Rosa proved to be as impatient a patient as her husband did as she endured a week of bed rest on Joshua’s orders. Joshua hired Emma, a young woman who had been brought west by her husband and then subsequently abandoned by him when he decided to seek his fortune unencumbered, to help out with the house and the baby.
Emma was all of 20, fair and blonde with haunted, sad eyes. She was pleasant enough but she was weighed down by so much disappointment and betrayal that she rarely smiled. Since her husband had run off to the mountains of California looking for gold, Emma had survived by doing odd jobs. She had a vague notion of accumulating enough money to return to the east even though she didn’t know what she would do once she got there.

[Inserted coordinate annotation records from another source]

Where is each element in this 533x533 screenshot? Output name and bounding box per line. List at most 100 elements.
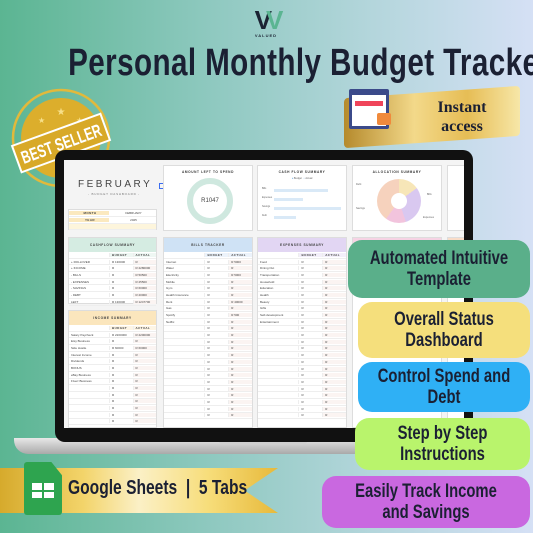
table-cell[interactable]: R <box>228 366 252 371</box>
table-cell[interactable]: R 1247700 <box>132 299 156 304</box>
table-cell[interactable]: Household <box>258 280 298 284</box>
table-cell[interactable]: Salary Paycheck <box>69 333 109 337</box>
table-cell[interactable]: R <box>204 319 228 324</box>
table-cell[interactable]: Rent <box>164 300 204 304</box>
table-cell[interactable]: R <box>298 286 322 291</box>
table-cell[interactable]: R <box>228 359 252 364</box>
table-cell[interactable]: R <box>109 292 132 297</box>
table-cell[interactable]: R 40000 <box>228 299 252 304</box>
table-cell[interactable]: Health Insurance <box>164 293 204 297</box>
table-cell[interactable]: Netflix <box>164 320 204 324</box>
year-dropdown[interactable]: 2025 <box>109 218 156 222</box>
table-cell[interactable]: R <box>204 272 228 277</box>
table-cell[interactable]: R <box>132 352 156 357</box>
table-cell[interactable]: R <box>228 413 252 418</box>
table-cell[interactable]: eBay Business <box>69 373 109 377</box>
table-cell[interactable]: R <box>322 353 346 358</box>
table-cell[interactable]: R <box>228 379 252 384</box>
table-cell[interactable]: R <box>204 413 228 418</box>
table-cell[interactable]: R <box>322 393 346 398</box>
table-cell[interactable]: R <box>322 259 346 264</box>
table-cell[interactable]: R <box>298 393 322 398</box>
table-cell[interactable]: + INCOME <box>69 266 109 270</box>
table-cell[interactable]: R <box>298 413 322 418</box>
table-cell[interactable]: R <box>204 373 228 378</box>
table-cell[interactable]: R <box>322 346 346 351</box>
table-cell[interactable]: Fiverr Business <box>69 379 109 383</box>
table-cell[interactable]: R <box>298 346 322 351</box>
table-cell[interactable]: R <box>204 306 228 311</box>
table-cell[interactable]: R 60000 <box>132 345 156 350</box>
table-cell[interactable]: R <box>228 333 252 338</box>
table-cell[interactable]: R <box>228 306 252 311</box>
table-cell[interactable]: Transportation <box>258 273 298 277</box>
table-cell[interactable]: R <box>132 359 156 364</box>
table-cell[interactable]: R <box>298 333 322 338</box>
table-cell[interactable]: R <box>204 379 228 384</box>
table-cell[interactable]: Water <box>164 266 204 270</box>
table-cell[interactable]: R <box>298 326 322 331</box>
table-cell[interactable]: R <box>204 266 228 271</box>
table-cell[interactable]: R <box>322 399 346 404</box>
table-cell[interactable]: - BILLS <box>69 273 109 277</box>
table-cell[interactable]: R 500 <box>228 313 252 318</box>
table-cell[interactable]: - DEBT <box>69 293 109 297</box>
table-cell[interactable]: R <box>132 399 156 404</box>
table-cell[interactable]: R <box>204 406 228 411</box>
table-cell[interactable]: R <box>322 272 346 277</box>
table-cell[interactable]: Gas <box>164 306 204 310</box>
table-cell[interactable]: Mobile <box>164 280 204 284</box>
table-cell[interactable]: R <box>132 406 156 411</box>
table-cell[interactable]: R <box>204 286 228 291</box>
table-cell[interactable]: R <box>322 339 346 344</box>
table-cell[interactable]: Side Hustle <box>69 346 109 350</box>
table-cell[interactable]: Food <box>258 260 298 264</box>
table-cell[interactable]: R <box>204 346 228 351</box>
table-cell[interactable]: R <box>298 406 322 411</box>
table-cell[interactable]: R <box>298 353 322 358</box>
table-cell[interactable]: R <box>298 379 322 384</box>
table-cell[interactable]: R <box>298 373 322 378</box>
table-cell[interactable]: R <box>132 386 156 391</box>
table-cell[interactable]: R <box>109 386 132 391</box>
table-cell[interactable]: R <box>322 313 346 318</box>
table-cell[interactable]: LEFT <box>69 300 109 304</box>
table-cell[interactable]: R <box>228 393 252 398</box>
table-cell[interactable]: R <box>132 259 156 264</box>
table-cell[interactable]: R 5000 <box>228 272 252 277</box>
table-cell[interactable]: R <box>322 292 346 297</box>
table-cell[interactable]: R <box>228 399 252 404</box>
table-cell[interactable]: R <box>109 406 132 411</box>
table-cell[interactable]: R <box>322 286 346 291</box>
table-cell[interactable]: Etsy Business <box>69 339 109 343</box>
table-cell[interactable]: R <box>322 266 346 271</box>
table-cell[interactable]: Dining Out <box>258 266 298 270</box>
table-cell[interactable]: R <box>109 272 132 277</box>
table-cell[interactable]: R <box>228 266 252 271</box>
table-cell[interactable]: R <box>204 339 228 344</box>
table-cell[interactable]: R <box>298 292 322 297</box>
table-cell[interactable]: R <box>132 392 156 397</box>
table-cell[interactable]: R <box>322 386 346 391</box>
table-cell[interactable]: R <box>132 419 156 424</box>
table-cell[interactable]: R <box>322 326 346 331</box>
table-cell[interactable]: R <box>204 313 228 318</box>
table-cell[interactable]: R <box>298 399 322 404</box>
table-cell[interactable]: R <box>109 392 132 397</box>
table-cell[interactable]: Beauty <box>258 300 298 304</box>
table-cell[interactable]: R <box>109 352 132 357</box>
table-cell[interactable]: R <box>228 319 252 324</box>
table-cell[interactable]: R <box>132 365 156 370</box>
table-cell[interactable]: R 60000 <box>109 345 132 350</box>
table-cell[interactable]: - EXPENSES <box>69 280 109 284</box>
table-cell[interactable]: R <box>228 286 252 291</box>
table-cell[interactable]: R 2200000 <box>109 332 132 337</box>
table-cell[interactable]: R <box>204 299 228 304</box>
table-cell[interactable]: R <box>322 279 346 284</box>
table-cell[interactable]: R <box>109 372 132 377</box>
table-cell[interactable]: Electricity <box>164 273 204 277</box>
table-cell[interactable]: R <box>109 412 132 417</box>
table-cell[interactable]: Education <box>258 286 298 290</box>
table-cell[interactable]: R <box>204 353 228 358</box>
table-cell[interactable]: R <box>322 333 346 338</box>
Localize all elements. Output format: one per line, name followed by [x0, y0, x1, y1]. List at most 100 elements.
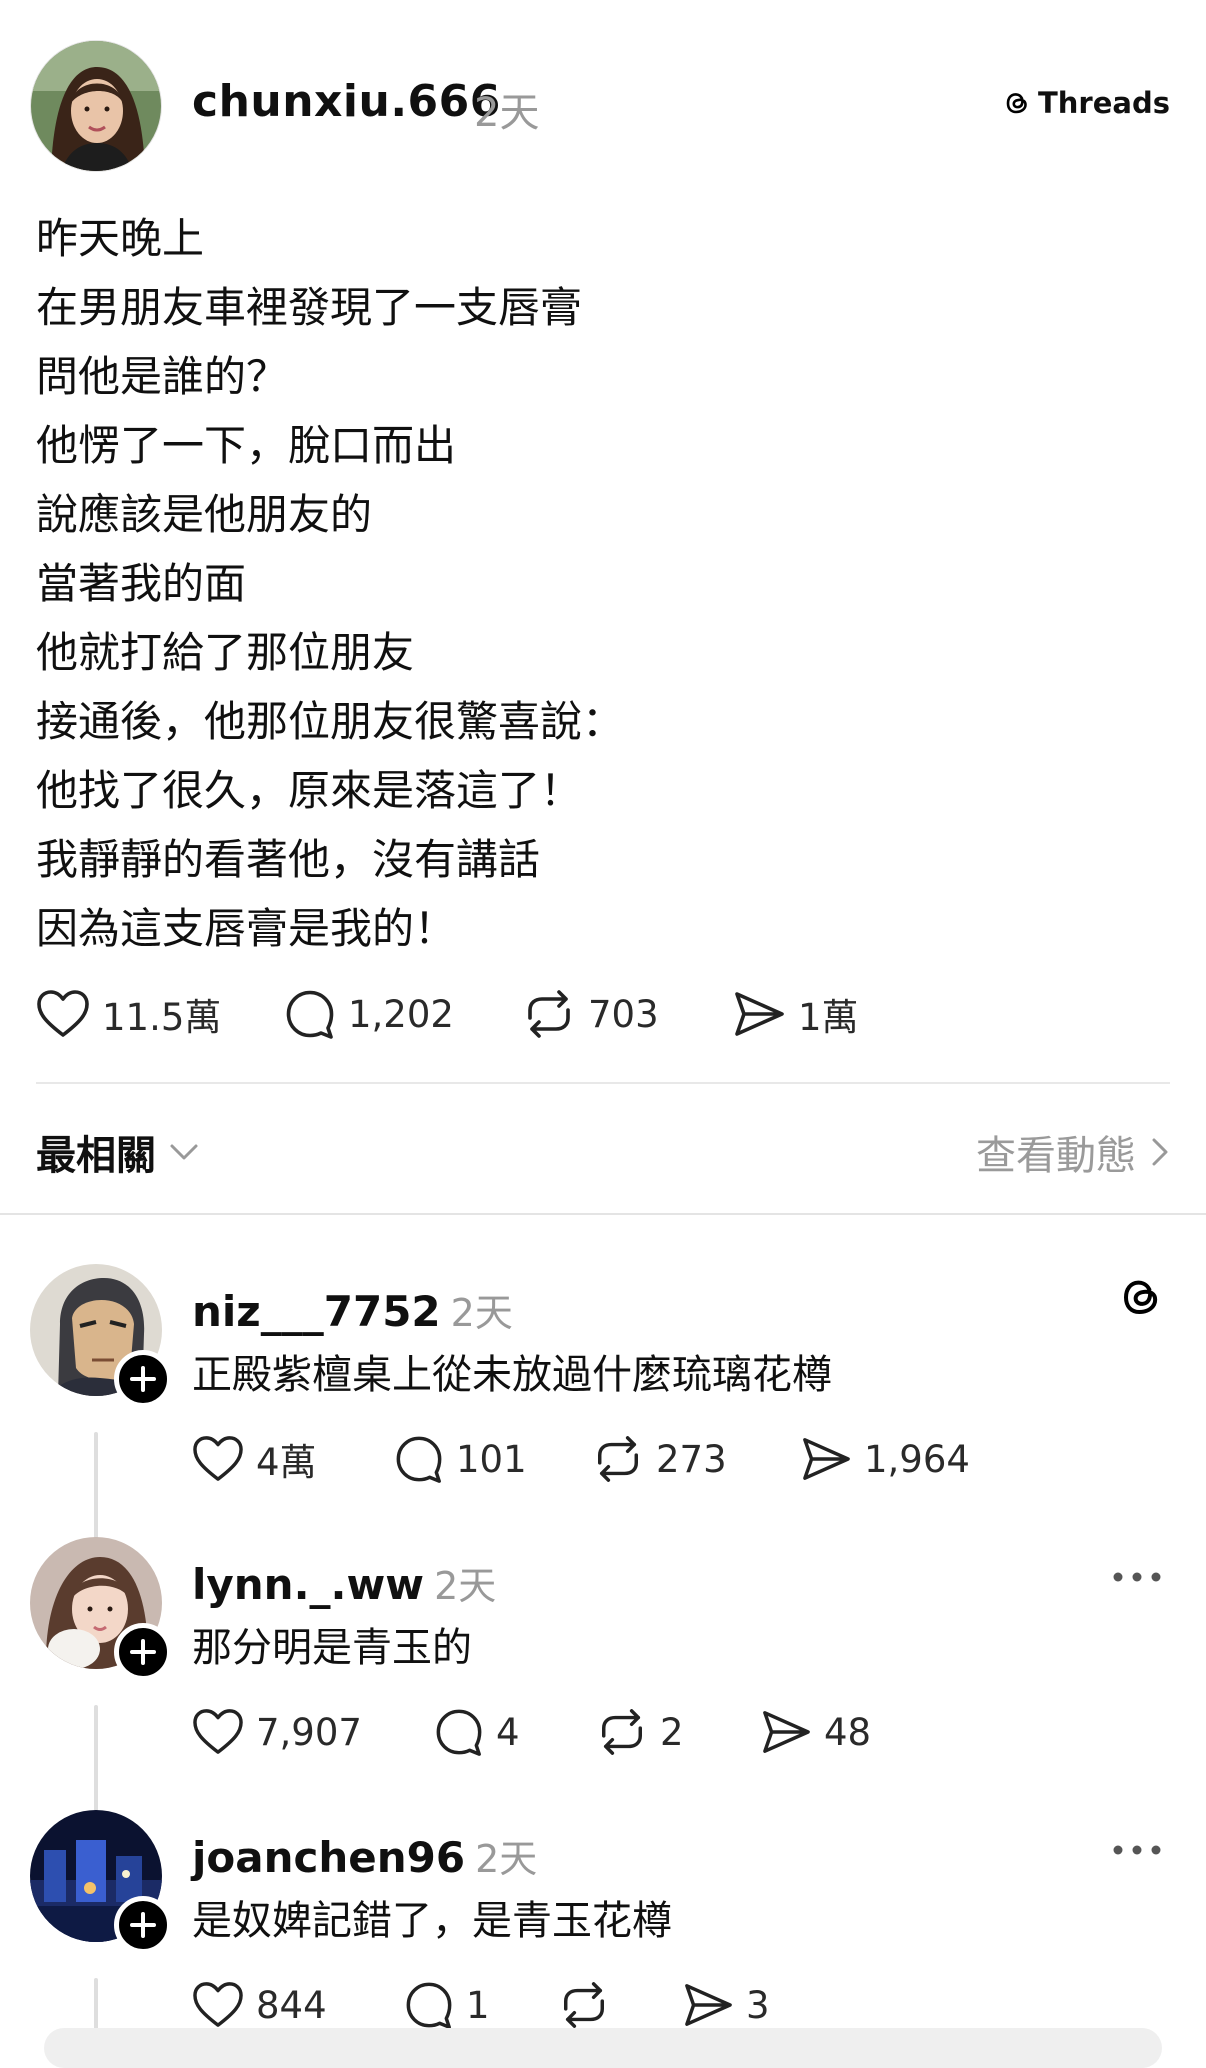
- send-icon: [760, 1708, 812, 1756]
- like-count: 7,907: [256, 1710, 362, 1754]
- share-count: 1,964: [864, 1437, 970, 1481]
- post-text-line: 他就打給了那位朋友: [36, 628, 415, 677]
- follow-button[interactable]: [114, 1350, 172, 1408]
- heart-icon: [192, 1981, 244, 2029]
- like-button[interactable]: 4萬: [192, 1432, 394, 1486]
- reply-item: joanchen96 2天 是奴婢記錯了，是青玉花樽 844 1 3: [0, 1810, 1206, 2040]
- reply-text: 是奴婢記錯了，是青玉花樽: [192, 1898, 672, 1944]
- send-icon: [800, 1435, 852, 1483]
- comment-button[interactable]: 101: [394, 1434, 592, 1484]
- reply-actions: 4萬 101 273 1,964: [192, 1429, 970, 1489]
- comment-button[interactable]: 4: [434, 1707, 596, 1757]
- reply-actions: 7,907 4 2 48: [192, 1702, 871, 1762]
- sort-label: 最相關: [36, 1133, 156, 1179]
- reply-username-row: joanchen96 2天: [192, 1828, 537, 1883]
- comment-icon: [394, 1434, 444, 1484]
- post-actions: 11.5萬 1,202 703 1萬: [36, 984, 859, 1044]
- share-button[interactable]: 1,964: [800, 1435, 970, 1483]
- chevron-down-icon: [168, 1142, 200, 1162]
- send-icon: [682, 1981, 734, 2029]
- like-count: 11.5萬: [102, 996, 222, 1039]
- reply-username-row: niz___7752 2天: [192, 1282, 513, 1337]
- reply-timestamp: 2天: [450, 1291, 513, 1335]
- post-text-line: 問他是誰的？: [36, 352, 289, 401]
- divider: [0, 1213, 1206, 1215]
- more-icon[interactable]: [1112, 1844, 1162, 1856]
- comment-count: 4: [496, 1710, 520, 1754]
- view-activity-link[interactable]: 查看動態: [976, 1123, 1170, 1181]
- post-text-line: 在男朋友車裡發現了一支唇膏: [36, 283, 583, 332]
- comment-count: 101: [456, 1437, 527, 1481]
- view-activity-label: 查看動態: [976, 1133, 1136, 1179]
- repost-button[interactable]: 273: [592, 1434, 800, 1484]
- post-timestamp: 2天: [474, 90, 540, 136]
- threads-source-badge[interactable]: Threads: [1002, 86, 1170, 120]
- comment-button[interactable]: 1: [404, 1980, 558, 2030]
- follow-button[interactable]: [114, 1896, 172, 1954]
- author-avatar[interactable]: [30, 40, 162, 172]
- share-count: 48: [824, 1710, 872, 1754]
- repost-count: 703: [588, 992, 659, 1036]
- reply-text: 那分明是青玉的: [192, 1625, 472, 1671]
- threads-label: Threads: [1038, 86, 1170, 120]
- comment-count: 1,202: [348, 992, 454, 1036]
- reply-username[interactable]: joanchen96: [192, 1833, 465, 1882]
- post-text-line: 他找了很久，原來是落這了！: [36, 766, 583, 815]
- reply-timestamp: 2天: [475, 1837, 538, 1881]
- follow-button[interactable]: [114, 1623, 172, 1681]
- threads-icon: [1002, 88, 1032, 118]
- like-button[interactable]: 11.5萬: [36, 987, 284, 1041]
- comment-icon: [434, 1707, 484, 1757]
- comment-count: 1: [466, 1983, 490, 2027]
- sort-row: 最相關 查看動態: [36, 1120, 1170, 1184]
- more-icon[interactable]: [1112, 1571, 1162, 1583]
- like-button[interactable]: 7,907: [192, 1708, 434, 1756]
- like-count: 4萬: [256, 1441, 317, 1484]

Rosa was wary…uncomfortable with the notion of another woman (especially a white woman) in her house…but Joshua was adamant and in time she relaxed a bit about it. Especially when Rosa decided that Emma was not covetous of her family or her home.
Once she was back on her feet, Rosa reluctantly agreed with Joshua’s notion of keeping Emma on to help with their burgeoning household. Rosa was concerned a bit that Emma might resent taking orders from a Mexican woman but Emma never displayed any such misgivings.
In truth as she grew closer to her due date, Rosa came to appreciate the fact that the girl was there to help her with the seemingly never-ending chore of keeping the house and grounds kept up. And even John, wary about the newcomer at first, took to Emma in due course.
Joshua for his part was glad to be able to take some of the burden off his wife’s back. The girl Emma seemed to be one of the saddest creatures he had ever met…of course being abandoned by your husband might do that, he reckoned…but she was a hard worker and that pleased him. She was also, he couldn’t help but notice in idle moments, easy on the eye as well, the kind of girl he’d imagined himself marrying before he fell in love with his precious Rosa.